The situation that I just described is exactly what would happen if you try to send too much data in Best Effort mode. There is no throttle. DDS will push the data to the network as fast as the application sends the data. And if the application gives DDS large data (e.g., 1 MB), DDS will send all of the data in fragments without delay. If the “network” looses data, then you’ll see your effective throughput either be zero (i.e., the network is always loosing the last parts of a large data), or not with high performance (i.e., every now and then you get lucky and all of the fragments of a large data sample does make it through).
So, what can you do? Put in a mechanism to limit the rate that DDS pushes packets onto a network to something that the network can handle. You can do this open loop, i.e., put in arbitrary delays between sending of data at the application layer and/or use the RTI DDS FlowControl mechanism, or closed loop, by using feedback from the receiving side to let the send side know when it’s OK to send more data.
The closed-loop mechanism is basically what you’re getting with the Reliable mode. By using a limited-sized send queue, the reliable mechanism will block DDS from sending any more data when the send queue is full, and only when there is feedback (ACKs) back from the receive side (indicating that it’s able to process more packets) is DDS allowed to send more data. This is also known as “throttling”.
Yes, this will add some amount of overhead…but sending using the Reliable protocol to throttle the send rate and thus not lose any data due to excessive data rates at the cost of receiving/processing HB/ACK is a small price to pay compared to sending data so fast that data is lost and then having to use the same Reliable protocol to repair the lost packets.
So, even when using the Reliable protocol, it’s still better to tune the protocol to never send faster than the end-to-end network can handle.
In short, for large data, you’re almost guaranteeing that DDS will try to send it fast than the network (even shared memory) can handle, and thus data will be lost. If you’re using RTI DDS’s internal large data algorithm, the data rate can be throttled using the Reliable protocol. If your own code is breaking up the large data yourself, you can use arbitrary delays in your send loop. Another open-loop approach is to use the RTI DDS FlowControl mechanism which can be configured to limit the max send rate for a DataWriter to a specified data rate. The FlowController can also be used by the RTI DDS internal large data algorithm.
For those of you who have used TCP for transferring MBs and MBs of data without every having to worry about this issue…well TCP internally breaks up data to MTU sized chunks and uses a reliable protocol for data transfer and limited buffer (queue) sizes so that it doesn’t send data faster than the network can handle. You don’t actually get to choose if you want to send Best Effort or Reliable, it’s always Reliable. And it’s hard to tune TCP to work under abnormal conditions. And the MTU size is usually based on the MTU of Ethernet (around 1500 bytes).
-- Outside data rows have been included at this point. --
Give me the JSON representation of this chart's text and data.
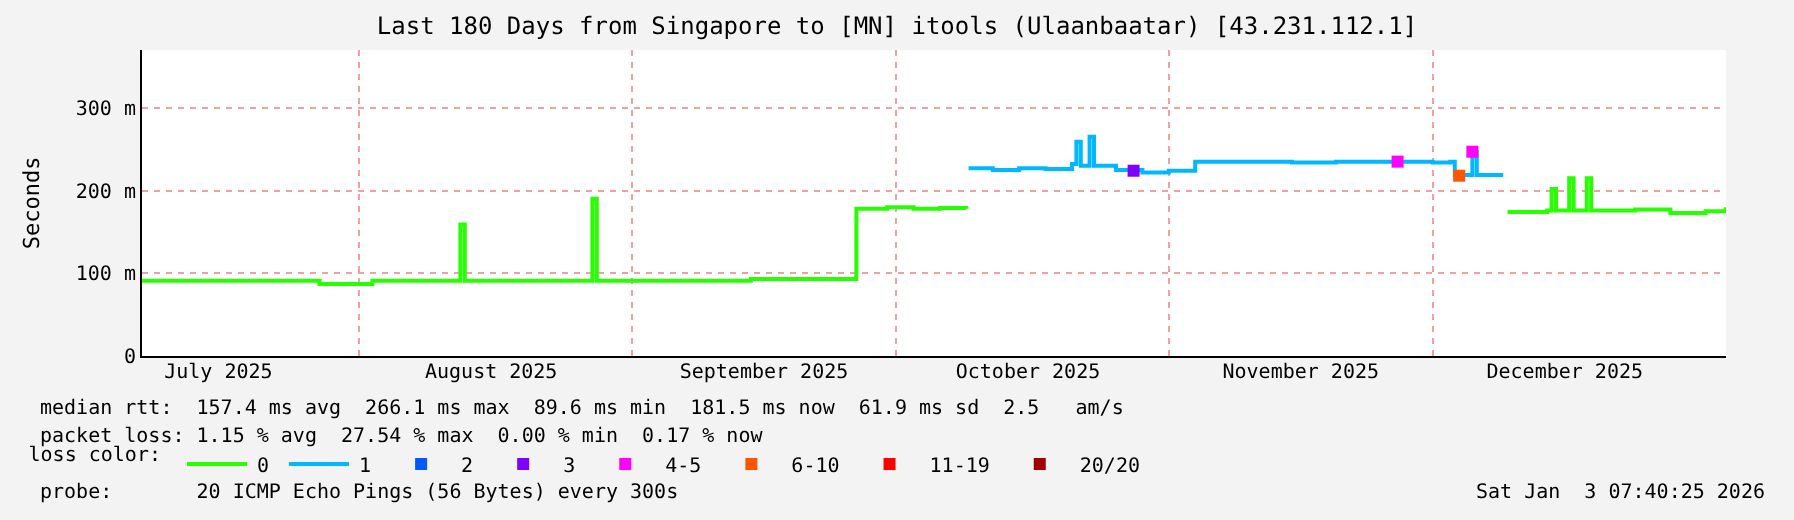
{
  "chart_data": {
    "type": "step",
    "title": "Last 180 Days from Singapore to [MN] itools (Ulaanbaatar) [43.231.112.1]",
    "ylabel": "Seconds",
    "legend_title": "loss color:",
    "xlim": [
      "2025-07-07T07:40",
      "2026-01-03T07:40"
    ],
    "xticks": [
      {
        "value": "2025-07-16",
        "label": "July 2025"
      },
      {
        "value": "2025-08-01",
        "label": null
      },
      {
        "value": "2025-08-16",
        "label": "August 2025"
      },
      {
        "value": "2025-09-01",
        "label": null
      },
      {
        "value": "2025-09-16",
        "label": "September 2025"
      },
      {
        "value": "2025-10-01",
        "label": null
      },
      {
        "value": "2025-10-16",
        "label": "October 2025"
      },
      {
        "value": "2025-11-01",
        "label": null
      },
      {
        "value": "2025-11-16",
        "label": "November 2025"
      },
      {
        "value": "2025-12-01",
        "label": null
      },
      {
        "value": "2025-12-16",
        "label": "December 2025"
      }
    ],
    "ylim": [
      0,
      370
    ],
    "yticks": [
      0,
      {
        "value": 100,
        "label": "100 m"
      },
      {
        "value": 200,
        "label": "200 m"
      },
      {
        "value": 300,
        "label": "300 m"
      }
    ],
    "grid": true,
    "legend": "bottom",
    "series": [
      {
        "name": "0",
        "color": "#26ff00",
        "x": [
          "2025-07-07T08:00",
          "2025-07-15",
          "2025-07-20",
          "2025-07-27",
          "2025-07-27T12:00",
          "2025-08-02",
          "2025-08-02T12:00",
          "2025-08-08",
          "2025-08-12",
          "2025-08-12T12:00",
          "2025-08-13",
          "2025-08-20",
          "2025-08-27",
          "2025-08-27T12:00",
          "2025-08-28",
          "2025-09-05",
          "2025-09-14",
          "2025-09-14T12:00",
          "2025-09-20",
          "2025-09-26",
          "2025-09-26T12:00",
          "2025-09-30",
          "2025-10-03",
          "2025-10-06",
          "2025-10-09",
          "2025-10-09T12:00",
          "2025-12-09T12:00",
          "2025-12-14",
          "2025-12-14T12:00",
          "2025-12-15",
          "2025-12-16T12:00",
          "2025-12-17",
          "2025-12-18T12:00",
          "2025-12-19",
          "2025-12-24",
          "2025-12-28",
          "2026-01-01",
          "2026-01-03T07:00"
        ],
        "values": [
          91,
          91,
          91,
          91,
          87,
          87,
          91,
          91,
          91,
          159,
          91,
          91,
          91,
          190,
          91,
          91,
          91,
          93,
          93,
          93,
          178,
          180,
          178,
          179,
          178,
          null,
          174,
          176,
          202,
          176,
          215,
          176,
          215,
          176,
          177,
          173,
          175,
          180
        ]
      },
      {
        "name": "1",
        "color": "#00b8ff",
        "x": [
          "2025-10-09T06:00",
          "2025-10-12",
          "2025-10-15",
          "2025-10-18",
          "2025-10-21",
          "2025-10-21T12:00",
          "2025-10-22",
          "2025-10-23",
          "2025-10-23T12:00",
          "2025-10-26",
          "2025-10-29",
          "2025-11-01",
          "2025-11-04",
          "2025-11-10",
          "2025-11-15",
          "2025-11-20",
          "2025-11-25",
          "2025-12-01",
          "2025-12-03",
          "2025-12-03T12:00",
          "2025-12-05",
          "2025-12-05T12:00",
          "2025-12-06",
          "2025-12-09"
        ],
        "values": [
          227,
          225,
          227,
          226,
          232,
          259,
          230,
          265,
          230,
          225,
          222,
          224,
          235,
          235,
          234,
          235,
          235,
          234,
          235,
          219,
          219,
          247,
          219,
          219
        ]
      },
      {
        "name": "2",
        "color": "#0059ff",
        "type": "scatter"
      },
      {
        "name": "3",
        "color": "#7e00ff",
        "type": "scatter",
        "x": [
          "2025-10-28"
        ],
        "values": [
          224
        ]
      },
      {
        "name": "4-5",
        "color": "#ff00ff",
        "type": "scatter",
        "x": [
          "2025-11-27",
          "2025-12-05T12:00"
        ],
        "values": [
          235,
          247
        ]
      },
      {
        "name": "6-10",
        "color": "#ff5500",
        "type": "scatter",
        "x": [
          "2025-12-04"
        ],
        "values": [
          218
        ]
      },
      {
        "name": "11-19",
        "color": "#ff0000",
        "type": "scatter"
      },
      {
        "name": "20/20",
        "color": "#a10000",
        "type": "scatter"
      }
    ],
    "annotations": [
      "median rtt:  157.4 ms avg  266.1 ms max  89.6 ms min  181.5 ms now  61.9 ms sd  2.5   am/s",
      "packet loss: 1.15 % avg  27.54 % max  0.00 % min  0.17 % now",
      "probe:       20 ICMP Echo Pings (56 Bytes) every 300s",
      "Sat Jan  3 07:40:25 2026"
    ]
  }
}
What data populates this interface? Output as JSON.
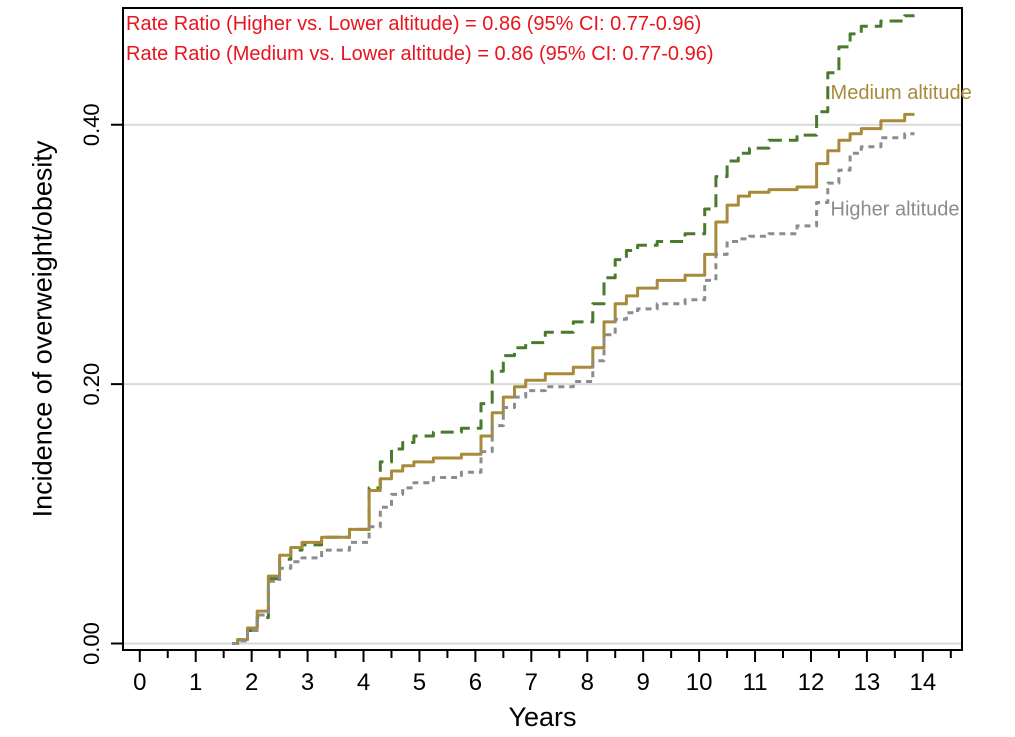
{
  "chart_data": {
    "type": "line",
    "title": "",
    "xlabel": "Years",
    "ylabel": "Incidence of overweight/obesity",
    "xlim": [
      -0.3,
      14.7
    ],
    "ylim": [
      -0.005,
      0.49
    ],
    "xticks": [
      0,
      1,
      2,
      3,
      4,
      5,
      6,
      7,
      8,
      9,
      10,
      11,
      12,
      13,
      14
    ],
    "xtick_labels": [
      "0",
      "1",
      "2",
      "3",
      "4",
      "5",
      "6",
      "7",
      "8",
      "9",
      "10",
      "11",
      "12",
      "13",
      "14"
    ],
    "xminor_ticks": [
      0.5,
      1.5,
      2.5,
      3.5,
      4.5,
      5.5,
      6.5,
      7.5,
      8.5,
      9.5,
      10.5,
      11.5,
      12.5,
      13.5,
      14.5
    ],
    "yticks": [
      0,
      0.2,
      0.4
    ],
    "ytick_labels": [
      "0.00",
      "0.20",
      "0.40"
    ],
    "grid": "horizontal",
    "legend": "none",
    "annotations": [
      {
        "id": "rr-higher",
        "text": "Rate Ratio (Higher vs. Lower altitude) = 0.86 (95% CI: 0.77-0.96)",
        "color": "#e8141e"
      },
      {
        "id": "rr-medium",
        "text": "Rate Ratio (Medium vs. Lower altitude) = 0.86 (95% CI: 0.77-0.96)",
        "color": "#e8141e"
      }
    ],
    "series": [
      {
        "name": "Lower altitude",
        "color": "#4a7a2c",
        "dash": "long-dash",
        "label_at": [
          14.1,
          0.503
        ],
        "x": [
          1.65,
          1.85,
          2.0,
          2.2,
          2.4,
          2.6,
          2.8,
          3.0,
          3.5,
          4.0,
          4.2,
          4.4,
          4.6,
          4.8,
          5.0,
          5.5,
          6.0,
          6.2,
          6.4,
          6.6,
          6.8,
          7.0,
          7.5,
          8.0,
          8.2,
          8.4,
          8.6,
          8.8,
          9.0,
          9.5,
          10.0,
          10.2,
          10.4,
          10.6,
          10.8,
          11.0,
          11.5,
          12.0,
          12.2,
          12.4,
          12.6,
          12.8,
          13.0,
          13.5,
          13.85
        ],
        "values": [
          0.0,
          0.003,
          0.01,
          0.02,
          0.05,
          0.065,
          0.072,
          0.076,
          0.082,
          0.088,
          0.12,
          0.14,
          0.15,
          0.155,
          0.16,
          0.163,
          0.166,
          0.185,
          0.21,
          0.222,
          0.228,
          0.232,
          0.24,
          0.248,
          0.262,
          0.282,
          0.296,
          0.303,
          0.307,
          0.31,
          0.316,
          0.335,
          0.36,
          0.372,
          0.378,
          0.382,
          0.388,
          0.392,
          0.41,
          0.44,
          0.46,
          0.47,
          0.476,
          0.48,
          0.484
        ]
      },
      {
        "name": "Medium altitude",
        "color": "#a78a3a",
        "dash": "solid",
        "label_at": [
          12.35,
          0.42
        ],
        "x": [
          1.65,
          1.85,
          2.0,
          2.2,
          2.4,
          2.6,
          2.8,
          3.0,
          3.5,
          4.0,
          4.2,
          4.4,
          4.6,
          4.8,
          5.0,
          5.5,
          6.0,
          6.2,
          6.4,
          6.6,
          6.8,
          7.0,
          7.5,
          8.0,
          8.2,
          8.4,
          8.6,
          8.8,
          9.0,
          9.5,
          10.0,
          10.2,
          10.4,
          10.6,
          10.8,
          11.0,
          11.5,
          12.0,
          12.2,
          12.4,
          12.6,
          12.8,
          13.0,
          13.5,
          13.85
        ],
        "values": [
          0.0,
          0.003,
          0.012,
          0.025,
          0.052,
          0.068,
          0.074,
          0.078,
          0.082,
          0.088,
          0.118,
          0.127,
          0.133,
          0.137,
          0.14,
          0.143,
          0.146,
          0.16,
          0.178,
          0.19,
          0.198,
          0.203,
          0.208,
          0.213,
          0.228,
          0.248,
          0.262,
          0.268,
          0.274,
          0.28,
          0.284,
          0.3,
          0.325,
          0.338,
          0.345,
          0.348,
          0.35,
          0.352,
          0.37,
          0.38,
          0.388,
          0.393,
          0.397,
          0.403,
          0.408
        ]
      },
      {
        "name": "Higher altitude",
        "color": "#8c8c8c",
        "dash": "short-dash",
        "label_at": [
          12.35,
          0.33
        ],
        "x": [
          1.65,
          1.85,
          2.0,
          2.2,
          2.4,
          2.6,
          2.8,
          3.0,
          3.5,
          4.0,
          4.2,
          4.4,
          4.6,
          4.8,
          5.0,
          5.5,
          6.0,
          6.2,
          6.4,
          6.6,
          6.8,
          7.0,
          7.5,
          8.0,
          8.2,
          8.4,
          8.6,
          8.8,
          9.0,
          9.5,
          10.0,
          10.2,
          10.4,
          10.6,
          10.8,
          11.0,
          11.5,
          12.0,
          12.2,
          12.4,
          12.6,
          12.8,
          13.0,
          13.5,
          13.85
        ],
        "values": [
          0.0,
          0.002,
          0.01,
          0.022,
          0.048,
          0.058,
          0.063,
          0.066,
          0.072,
          0.078,
          0.09,
          0.105,
          0.115,
          0.12,
          0.124,
          0.128,
          0.132,
          0.148,
          0.168,
          0.182,
          0.19,
          0.195,
          0.198,
          0.202,
          0.218,
          0.238,
          0.25,
          0.255,
          0.258,
          0.262,
          0.265,
          0.28,
          0.3,
          0.31,
          0.312,
          0.314,
          0.316,
          0.322,
          0.34,
          0.355,
          0.365,
          0.378,
          0.383,
          0.39,
          0.393
        ]
      }
    ]
  }
}
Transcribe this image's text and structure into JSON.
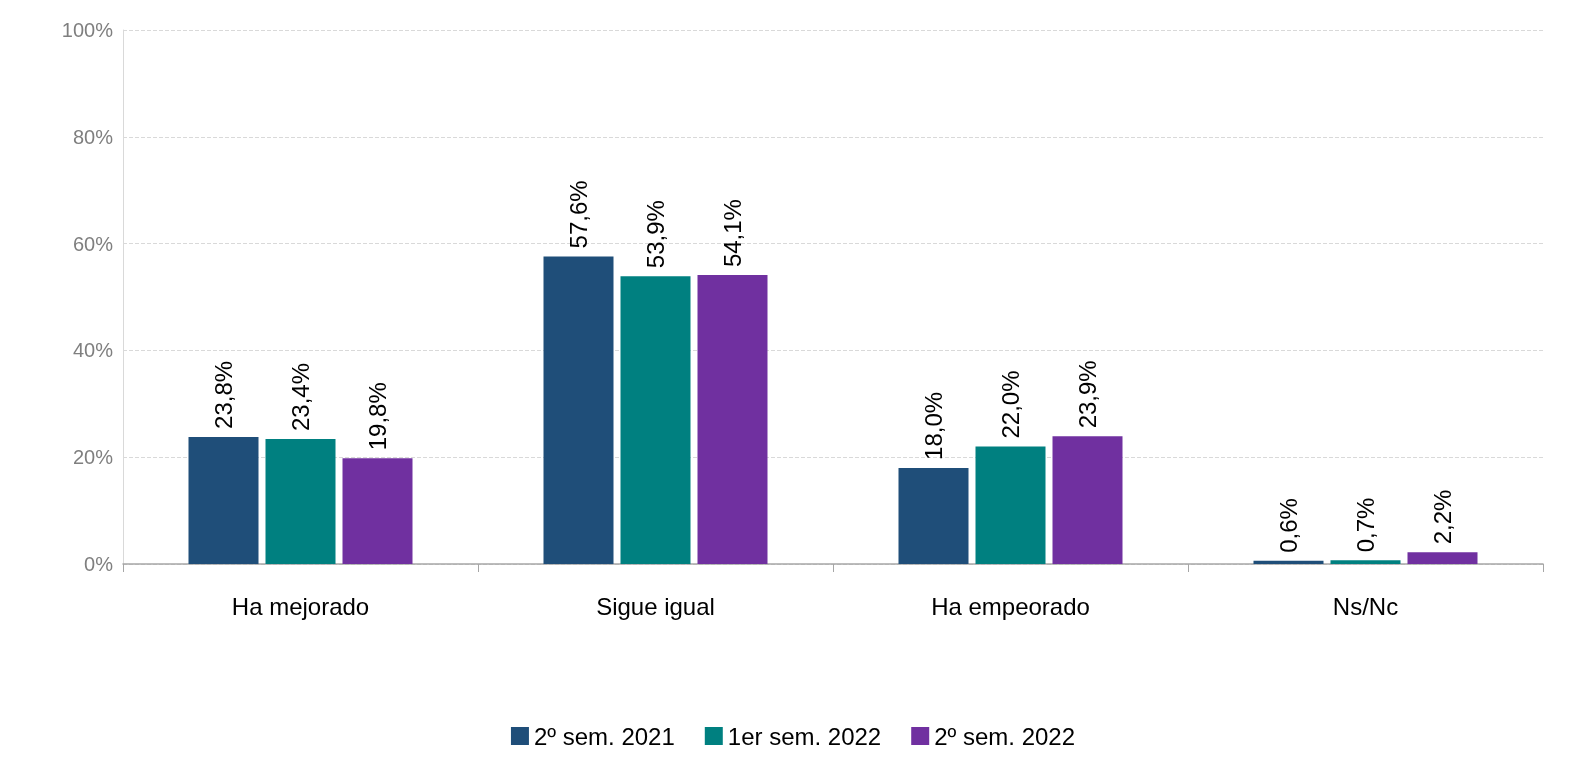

So, in conclusion, sending data using Best Effort QOS may not provided the best performance…especially if peak data rates are greater than the network data rate. You can see this on the highways of California…during rush hour, there are metering lights at the on-ramps that regulate when cars get to get on the highway. With the metering lights, the network, aka highway, can be run at higher effect throughput. Without this type of regulation, driving in the SF Bay area or LA during rush hour would be more of a mad house than it is.